Have a neutral party, such as Arena Director Kristi Balla, who was in attendance on Sunday, draw the tokens to fill the four champions places on the bracket, marking them 49th champion, 50th champion, 51st champion and 52nd champion.
Then, the neutral party again draws the four tiles representing the district runners-up.
The only rule is that if a runner-up is drawn to match up against its district champion, another opponent is drawn. Maybe, even take out that district’s runner-up to ensure it is not drawn.
Region records are posted for teams on the Kentucky High School Athletic Association website.
Draw the match ups for the district winners based on which district champion has the best region record, since it is the region tournament and all.
In the case of the boys’ tournament, North’s opponent would be selected first, followed by Harlan, South Laurel and then Knox Central gets whoever is left.
The drawing for the state tournaments occurred on March 10 while some teams were still finishing the regular season.
Using a similar method for the region, the drawing could take place before the district championship games.
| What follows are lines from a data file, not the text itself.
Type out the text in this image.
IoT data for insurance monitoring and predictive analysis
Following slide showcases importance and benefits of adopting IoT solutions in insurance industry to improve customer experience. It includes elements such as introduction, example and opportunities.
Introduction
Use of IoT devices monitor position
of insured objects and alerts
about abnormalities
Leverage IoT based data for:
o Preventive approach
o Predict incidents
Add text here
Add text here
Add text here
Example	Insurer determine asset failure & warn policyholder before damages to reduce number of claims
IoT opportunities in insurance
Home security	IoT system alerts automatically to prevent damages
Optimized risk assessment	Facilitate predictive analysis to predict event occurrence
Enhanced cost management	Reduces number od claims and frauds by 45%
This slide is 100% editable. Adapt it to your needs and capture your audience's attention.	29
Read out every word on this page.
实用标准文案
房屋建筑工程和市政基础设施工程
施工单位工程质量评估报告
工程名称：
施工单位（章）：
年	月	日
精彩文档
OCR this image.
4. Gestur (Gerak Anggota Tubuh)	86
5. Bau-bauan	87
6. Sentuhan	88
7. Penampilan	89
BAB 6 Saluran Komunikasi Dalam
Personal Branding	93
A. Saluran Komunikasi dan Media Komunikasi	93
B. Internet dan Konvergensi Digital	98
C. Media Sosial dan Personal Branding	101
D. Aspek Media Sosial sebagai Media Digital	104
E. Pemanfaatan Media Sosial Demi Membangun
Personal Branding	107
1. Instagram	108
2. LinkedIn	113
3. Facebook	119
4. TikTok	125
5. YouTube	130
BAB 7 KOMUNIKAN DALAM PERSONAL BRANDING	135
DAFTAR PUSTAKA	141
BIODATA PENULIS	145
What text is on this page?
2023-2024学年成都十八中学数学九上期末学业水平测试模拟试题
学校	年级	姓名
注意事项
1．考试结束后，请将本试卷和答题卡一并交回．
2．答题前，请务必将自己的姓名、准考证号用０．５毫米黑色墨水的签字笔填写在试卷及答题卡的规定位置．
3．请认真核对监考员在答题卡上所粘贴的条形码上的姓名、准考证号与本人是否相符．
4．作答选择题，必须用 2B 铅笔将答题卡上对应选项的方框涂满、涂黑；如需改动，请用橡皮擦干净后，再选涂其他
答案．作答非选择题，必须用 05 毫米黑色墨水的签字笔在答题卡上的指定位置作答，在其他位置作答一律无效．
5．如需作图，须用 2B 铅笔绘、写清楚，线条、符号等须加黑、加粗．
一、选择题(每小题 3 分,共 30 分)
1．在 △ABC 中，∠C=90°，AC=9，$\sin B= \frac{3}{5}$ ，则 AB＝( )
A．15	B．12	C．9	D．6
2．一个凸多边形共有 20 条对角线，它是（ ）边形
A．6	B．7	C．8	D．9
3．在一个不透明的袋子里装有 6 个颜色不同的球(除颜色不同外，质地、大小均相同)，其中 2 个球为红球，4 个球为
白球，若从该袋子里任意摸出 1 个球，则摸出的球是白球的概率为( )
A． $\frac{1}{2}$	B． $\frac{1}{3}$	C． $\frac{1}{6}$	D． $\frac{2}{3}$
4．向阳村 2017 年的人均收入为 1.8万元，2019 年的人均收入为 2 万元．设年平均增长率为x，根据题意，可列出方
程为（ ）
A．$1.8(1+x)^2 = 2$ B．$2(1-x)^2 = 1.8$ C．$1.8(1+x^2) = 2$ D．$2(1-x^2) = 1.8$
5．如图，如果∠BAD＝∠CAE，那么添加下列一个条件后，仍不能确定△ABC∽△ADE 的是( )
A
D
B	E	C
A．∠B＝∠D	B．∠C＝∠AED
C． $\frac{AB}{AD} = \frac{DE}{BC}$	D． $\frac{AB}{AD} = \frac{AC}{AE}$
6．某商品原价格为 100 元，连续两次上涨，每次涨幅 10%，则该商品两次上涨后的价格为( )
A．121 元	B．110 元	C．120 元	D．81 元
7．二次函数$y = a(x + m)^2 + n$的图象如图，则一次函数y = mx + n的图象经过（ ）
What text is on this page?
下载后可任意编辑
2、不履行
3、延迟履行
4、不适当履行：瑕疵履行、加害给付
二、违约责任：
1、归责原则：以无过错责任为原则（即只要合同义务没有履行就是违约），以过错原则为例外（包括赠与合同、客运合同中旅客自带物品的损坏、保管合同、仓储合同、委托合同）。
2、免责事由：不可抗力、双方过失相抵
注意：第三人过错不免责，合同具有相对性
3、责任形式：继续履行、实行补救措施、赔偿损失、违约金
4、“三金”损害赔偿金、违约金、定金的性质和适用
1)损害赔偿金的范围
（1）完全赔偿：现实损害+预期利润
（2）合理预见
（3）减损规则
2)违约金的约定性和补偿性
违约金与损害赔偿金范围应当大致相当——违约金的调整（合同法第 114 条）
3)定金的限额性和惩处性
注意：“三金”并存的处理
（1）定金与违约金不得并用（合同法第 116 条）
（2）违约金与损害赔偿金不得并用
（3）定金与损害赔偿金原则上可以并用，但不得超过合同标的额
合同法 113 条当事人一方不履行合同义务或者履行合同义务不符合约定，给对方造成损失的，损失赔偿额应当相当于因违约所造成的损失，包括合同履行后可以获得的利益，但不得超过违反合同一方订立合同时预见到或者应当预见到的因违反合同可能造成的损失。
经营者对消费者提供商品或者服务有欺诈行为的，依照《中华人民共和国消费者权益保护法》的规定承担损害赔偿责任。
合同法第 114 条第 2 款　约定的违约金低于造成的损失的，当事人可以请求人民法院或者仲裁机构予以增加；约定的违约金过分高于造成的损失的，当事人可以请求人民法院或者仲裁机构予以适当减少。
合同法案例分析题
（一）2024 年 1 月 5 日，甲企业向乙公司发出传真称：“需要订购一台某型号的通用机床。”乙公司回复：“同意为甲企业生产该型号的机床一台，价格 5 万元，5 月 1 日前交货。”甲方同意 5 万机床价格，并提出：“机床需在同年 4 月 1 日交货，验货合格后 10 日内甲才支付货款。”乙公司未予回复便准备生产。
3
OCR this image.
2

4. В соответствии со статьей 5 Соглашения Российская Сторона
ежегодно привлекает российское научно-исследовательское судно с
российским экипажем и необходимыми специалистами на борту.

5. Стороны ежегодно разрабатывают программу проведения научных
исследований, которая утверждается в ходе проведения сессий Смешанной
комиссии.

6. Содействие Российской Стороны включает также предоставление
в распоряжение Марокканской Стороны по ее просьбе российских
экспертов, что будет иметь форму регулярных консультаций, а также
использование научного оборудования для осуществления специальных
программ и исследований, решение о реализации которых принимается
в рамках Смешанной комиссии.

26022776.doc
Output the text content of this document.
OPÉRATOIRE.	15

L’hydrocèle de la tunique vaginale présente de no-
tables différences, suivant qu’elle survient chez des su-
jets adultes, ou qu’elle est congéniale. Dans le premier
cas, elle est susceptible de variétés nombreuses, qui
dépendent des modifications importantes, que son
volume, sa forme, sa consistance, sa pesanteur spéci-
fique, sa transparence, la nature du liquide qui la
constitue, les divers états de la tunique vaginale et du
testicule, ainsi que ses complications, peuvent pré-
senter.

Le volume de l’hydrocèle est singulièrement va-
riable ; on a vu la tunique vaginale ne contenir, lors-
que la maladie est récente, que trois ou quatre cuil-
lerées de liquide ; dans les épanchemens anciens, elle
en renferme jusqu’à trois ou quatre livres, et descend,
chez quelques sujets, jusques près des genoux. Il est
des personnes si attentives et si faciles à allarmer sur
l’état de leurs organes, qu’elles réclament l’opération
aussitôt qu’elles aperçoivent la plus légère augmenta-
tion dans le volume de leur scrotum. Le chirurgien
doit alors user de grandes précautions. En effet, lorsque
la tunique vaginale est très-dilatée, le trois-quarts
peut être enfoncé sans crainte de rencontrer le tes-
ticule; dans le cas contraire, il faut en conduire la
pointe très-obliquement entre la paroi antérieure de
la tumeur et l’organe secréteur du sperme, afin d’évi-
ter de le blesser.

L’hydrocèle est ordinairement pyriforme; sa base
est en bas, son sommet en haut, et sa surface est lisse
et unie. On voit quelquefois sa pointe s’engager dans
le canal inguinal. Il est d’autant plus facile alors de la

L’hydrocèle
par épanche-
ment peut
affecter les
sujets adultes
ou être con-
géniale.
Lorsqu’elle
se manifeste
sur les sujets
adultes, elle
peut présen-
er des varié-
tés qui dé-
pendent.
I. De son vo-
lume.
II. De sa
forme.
Coaches would then have the opportunity to attend the other district championships and get a glimpse at the other teams, or, at least, watch some film and begin preparing a game plan.
The teams that tipped off the region tournament Monday night had one meeting and zero practice time.
Yes, you could conceivably have a team trying to play the match up game knowing it has a spot in the region tournament, but an upset in another district offers an easier route to the semi-finals.
But I believe most coaches want the next title in front of them, be it district or region. They are not going to go into the locker room and tell their players that it makes more sense to lose the district title.
Besides, whether it was Corbin and South Laurel, North Laurel and Clay County, or Knox Central and Barbourville, most district championship games in basketball are also heated rivalries. Losing those games is especially painful for the coach, players and the fans.
Let’s just see some tweaks to the process before 2022.